Алексей Юрьевич Головин ни в коем случае не был секс-символом, и красавцем тоже не был, а был невысок, худощав и приятно невзрачен. Про таких, как Головин, бабушки на лавочке одобрительно говорят «очень приличный мужчина». В юности он был похож на серого мыша, но с возрастом мы-шастость уменьшилась, а сероватость превратилась в сдержанное изящество. Сейчас, в сорок два года, несмотря на свою мелкость, Алексей Головин был не «вечный мальчик», а именно что солидный, украшенный деньгами мужчина, с бывшим никаким, а нынче вполне хорошим мужским лицом. И даже ранняя лысина и слегка оттопыренные уши его нисколько не портили. К тому же он как-то особенно ловко двигался, и по ловкости движений в нем угадывался человек, который регулярно делает со своим телом все, что положено, – тренирует в спортзале, катает на лыжах, обливает холодной водой и так далее вплоть даже до восточных единоборств.

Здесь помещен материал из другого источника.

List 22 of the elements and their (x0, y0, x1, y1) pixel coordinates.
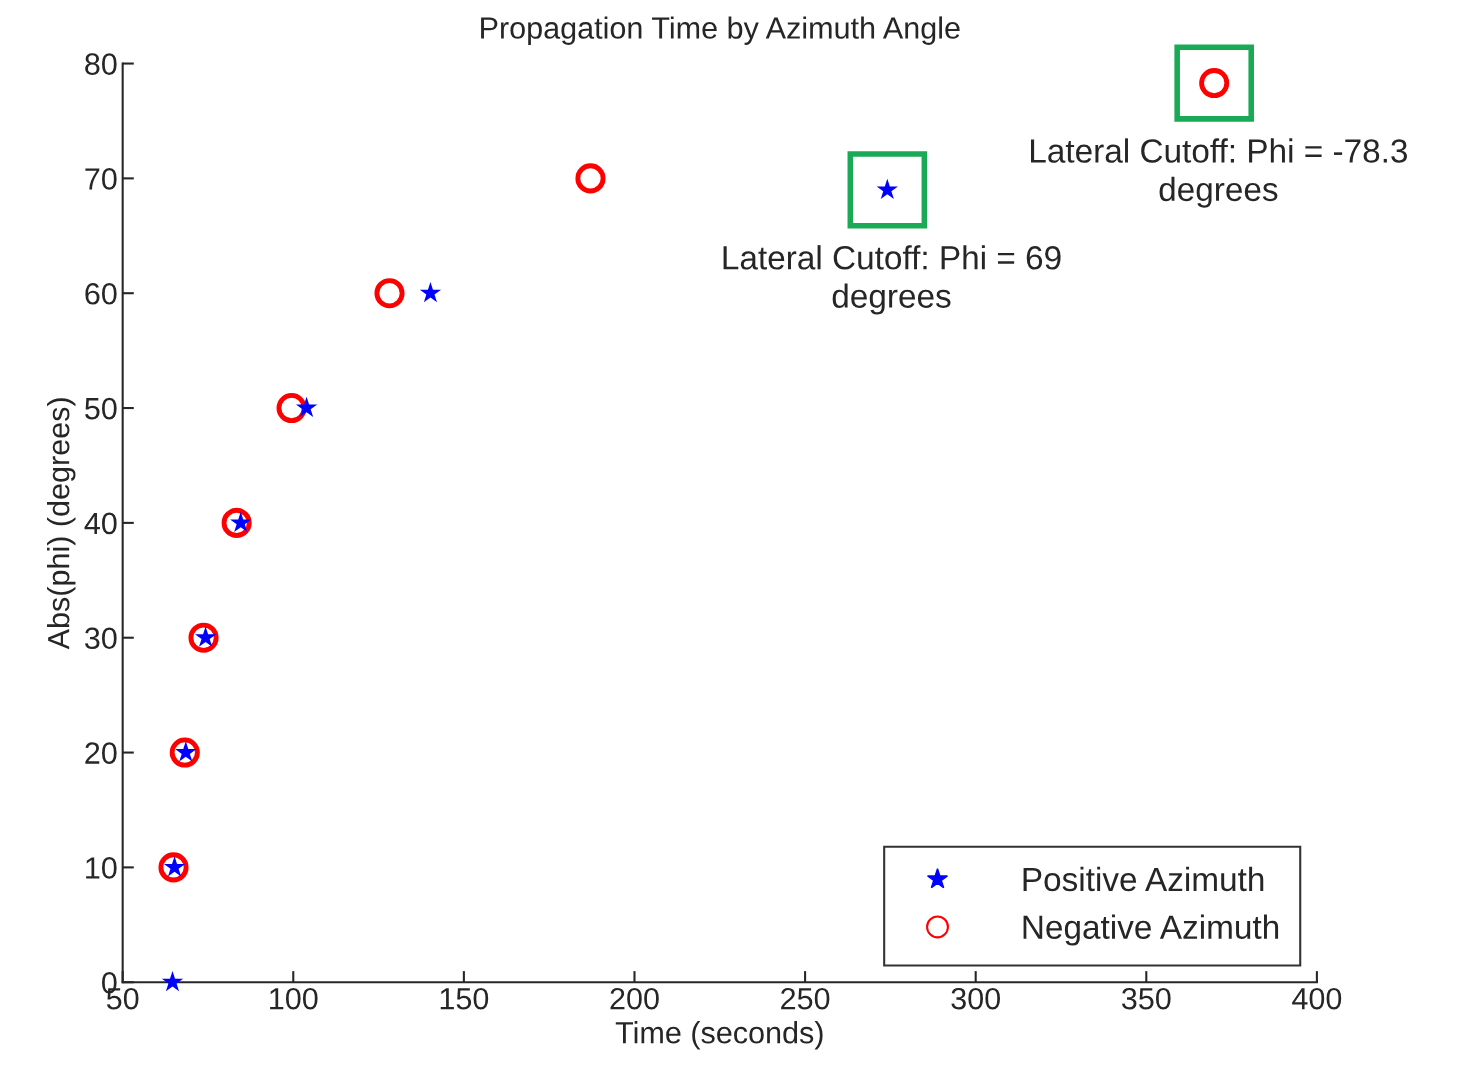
x-tick-label: 200 (610, 987, 659, 1010)
x-axis-title: Time (seconds) (615, 1021, 823, 1050)
annotation: Lateral Cutoff: Phi = -78.3 degrees (1031, 138, 1407, 208)
y-tick-label: 30 (84, 627, 117, 650)
y-tick-label: 10 (86, 857, 117, 879)
x-tick-label: 300 (951, 987, 1000, 1010)
annotation: Lateral Cutoff: Phi = 69 degrees (723, 245, 1061, 315)
x-tick-label: 250 (781, 987, 830, 1010)
y-tick-label: 80 (85, 53, 117, 75)
x-tick-label: 150 (440, 987, 489, 1010)
y-tick-label: 60 (85, 282, 117, 305)
x-tick-label: 350 (1121, 987, 1171, 1010)
y-tick-label: 70 (85, 168, 117, 190)
y-tick-label: 50 (85, 397, 117, 420)
legend-label: Positive Azimuth (1023, 866, 1264, 892)
y-axis-title: Abs(phi) (degrees) (47, 398, 76, 650)
x-tick-label: 400 (1292, 987, 1342, 1010)
legend-label: Negative Azimuth (1023, 914, 1279, 946)
y-tick-label: 20 (85, 742, 117, 764)
chart-title: Propagation Time by Azimuth Angle (481, 16, 960, 45)
x-tick-label: 100 (270, 987, 318, 1010)
y-tick-label: 40 (84, 512, 117, 535)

Личная жизнь у Головина была не драматичная, как у киношного олигарха, а семейная, и жена его Соня не пила и не устала от денег, а, наоборот, со здоровым удовольствием открывала для себя всякие изысканные мелочи, например, что обувь от Manolo Blahnik или Gina нравится ей больше, чем Prada.
Слово «олигарх» с оттенком «богатый придурок» тоже совсем не подходило Головину. Никакой придурковатости, никаких нелепых, не сочетающихся друг с другом дорогих вещей не было в его облике, напротив, он весь был выдержан в академическом стиле: белая рубашка, галстук, кашемировый пуловер, пиджак в тонкую полоску на тон темнее пуловера, тусклый шелковый шарф под полурасстегнутым плащом – такая скучно-элегантная капуста. Соня, если бы ее спросили, предпочла бы более спортивный стиль.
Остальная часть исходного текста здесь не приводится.